In June 2014, Chee returned to work in the Singapore Navy, it being 18 months after his accident; he was assigned to be an operations supervisor in 191 Squadron. Concurrently, Chee was also studying for a degree in mathematics at the Singapore University of Social Sciences; such education was a wish of his late mother.

In 2017, Chee was a desk-bound training specialist at Changi Naval Base.

== Table tennis career ==
Chee started playing table tennis at the age of 5, eventually representing his primary school in the sport.

In June 2013, Chee began playing para table tennis while equipped with prosthetic fingers; his efforts were supported by the Singapore Disability Sports Council. He formerly played table tennis with his left hand, but since his left arm had been amputated, he had to learn to play para table tennis with his right hand.

In September 2013, Chee won two gold medals in para table tennis at Singapore's 8th National Disability League for para table tennis.

At the January 2014 ASEAN Para Games, Chee debuted for the Singapore national team by teaming with Darren Chua to win the bronze medal for the men's team Class 3 para table tennis event. At the same Games, Chee also won a silver in the men's individual Class 2 para table tennis event. Chee has been coached by Chia Chong Boon.

At the ITTF 3rd Taichung Table Tennis Open for the Disabled in August 2015, Chee won a bronze for the men's singles Class 2 event.

In December 2015 at the 2015 ASEAN Para Games, Chee helped Singapore win their first gold medal for para table tennis at the ASEAN Para Games by winning both his singles matches and his doubles match with team-mate Aaron Yeo. As a result, Singapore overcame Thailand 3–1 in the men's team Class 1–2 contest for the gold.

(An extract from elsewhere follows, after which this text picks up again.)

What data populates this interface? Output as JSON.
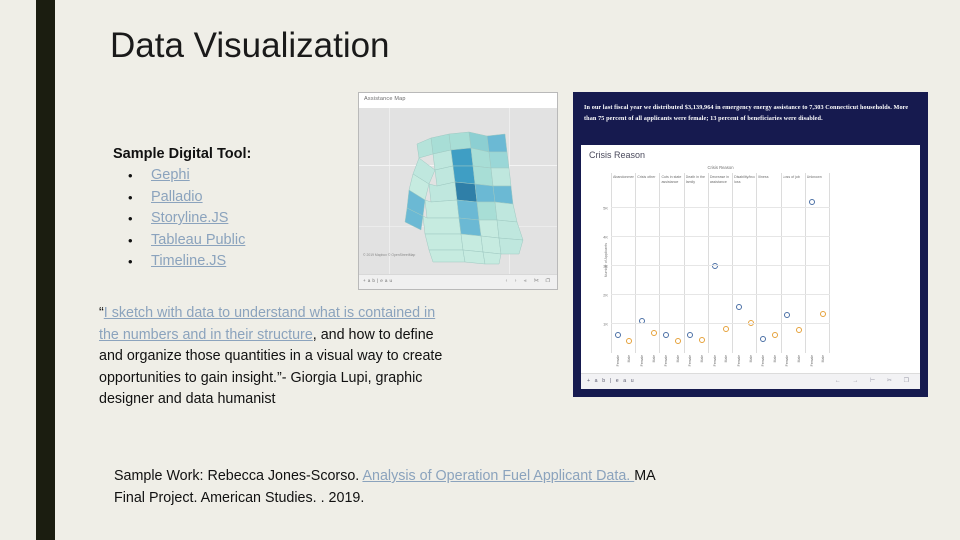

In April 2017, Chee began to lose vision in his right eye due to a tumour. In May 2017, he was diagnosed with choroidal melanoma, a form of eye cancer. It was found that the cancer had not spread beyond his right eye, and that month Chee underwent successful surgery to remove his right eye; he was fully discharged from hospitalization in June 2017. The loss of his right eye affected Chee's depth perception, affecting his playing of para table tennis.

In September 2017, Chee won a gold medal in the men's individual Class 2 para table tennis event during the 2017 ASEAN Para Games. At the same Games, Chee also won a bronze in the men's team Class 1–3 para table tennis event (compared to Class 1–2 in the previous Games, Class 1–3 can feature less impaired para-athletes). For his achievements, Chee was chosen as The Straits Times Athlete of the Year for 2017.

Chee also told of his target to graduate with a degree in mathematics in 2019/20. To this end, Chee decided to take a break from the competitive sports to concentrate on his studies at the Singapore University of Social Sciences. Hence, Chee gave up the opportunity defending his title in the 2020 ASEAN Para Games.

== Personal life ==
In an interview published in October 2017, Chee said that he uses prosthetic legs to walk short distances while at work, but with the prosthetics it would take him 10 minutes to walk 25 metres. In contrast, his wheelchair can travel up to 12 kilometres per hour.

Chee told of learning perseverance from his father, who for over 40 years refused to take a holiday from his work: collecting vegetables at 11.30pm from Pasir Panjang Wholesale Centre, and selling them the next day at Jalan Besar until 1pm. Chee also quoted that his mother wanted him to learn more skills so that he would not "lose to anyone". Chee has also told of his late mother's wisdom having made him stronger in dealing with his challenges.

Chee was engaged to his girlfriend of three years, Nonie Marasigan Dumas on 1 March 2020.